The Des Moines Register (March 13, 1974).
Now, A Thief in the Night was only the first part of Mark IV Productions Rapture / Prophecy tetralogy. Based out of, and filmed around, Des Moines, Iowa, this religious themed production house was the brainchild of Russell S. Doughten, who had been a jack-of-all-trades for Good News Productions; another religious based filmmaking outfit operating in Pennsylvania in the 1950s.
If that's ringing some bells for any of you, yes, that was the same outfit who cranked out The Blob (1958) for Jack H. Harris. In fact, it was Harris's shabby treatment in the post-production phase that caused a frustrated Doughten to eventually pull up his revival tent stakes and head further west, where he eventually settled in Des Moines. Doughten felt he deserved a full producer's credit on The Blob. He didn't get it. Wait. Vanity is a sin, right?

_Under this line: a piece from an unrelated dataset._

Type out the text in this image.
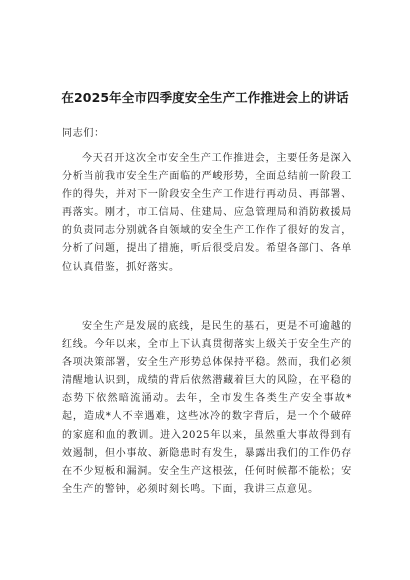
在2025年全市四季度安全生产工作推进会上的讲话
同志们：

今天召开这次全市安全生产工作推进会，主要任务是深入分析当前我市安全生产面临的严峻形势，全面总结前一阶段工作的得失，并对下一阶段安全生产工作进行再动员、再部署、再落实。刚才，市工信局、住建局、应急管理局和消防救援局的负责同志分别就各自领域的安全生产工作作了很好的发言，分析了问题，提出了措施，听后很受启发。希望各部门、各单位认真借鉴，抓好落实。

安全生产是发展的底线，是民生的基石，更是不可逾越的红线。今年以来，全市上下认真贯彻落实上级关于安全生产的各项决策部署，安全生产形势总体保持平稳。然而，我们必须清醒地认识到，成绩的背后依然潜藏着巨大的风险，在平稳的态势下依然暗流涌动。去年，全市发生各类生产安全事故*起，造成*人不幸遇难，这些冰冷的数字背后，是一个个破碎的家庭和血的教训。进入2025年以来，虽然重大事故得到有效遏制，但小事故、新隐患时有发生，暴露出我们的工作仍存在不少短板和漏洞。安全生产这根弦，任何时候都不能松；安全生产的警钟，必须时刻长鸣。下面，我讲三点意见。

“I started a group called Heartland Productions -- put together in 1964 -- and we made our first film, The Hostage (1965),” said Doughten in an interview with Tom Weaver (Science Fiction Confidential, 2002). In the film, a bratty kid hitches a ride on a truck driven by a couple of hoodlums (Don Kelly, Harry Dean Stanton), who hold him for ransom.
“It was based on a book by Henry Farrell, the writer of the novel Whatever Happened to Baby Jane and Hush … Hush Sweet Charlotte,” said Doughten. “It was released by Crown International. We actually released it in Iowa ourselves and had a pretty nice release here, but when we turned it over to Crown, it didn't go too far.”
The last secular film Doughten produced was Fever Heat (1968), which concerned dirt track racing, and which would also be one of the last vehicles for Nick Adams -- Hell is For Heroes (1962), Frankenstein Conquers the World (1965), who would sadly pass away under dubious circumstances while the film was in post-production.
After that, Doughten started working with Mark IV Pictures, who would exclusively make feature-length films based on the Word of the Gospel.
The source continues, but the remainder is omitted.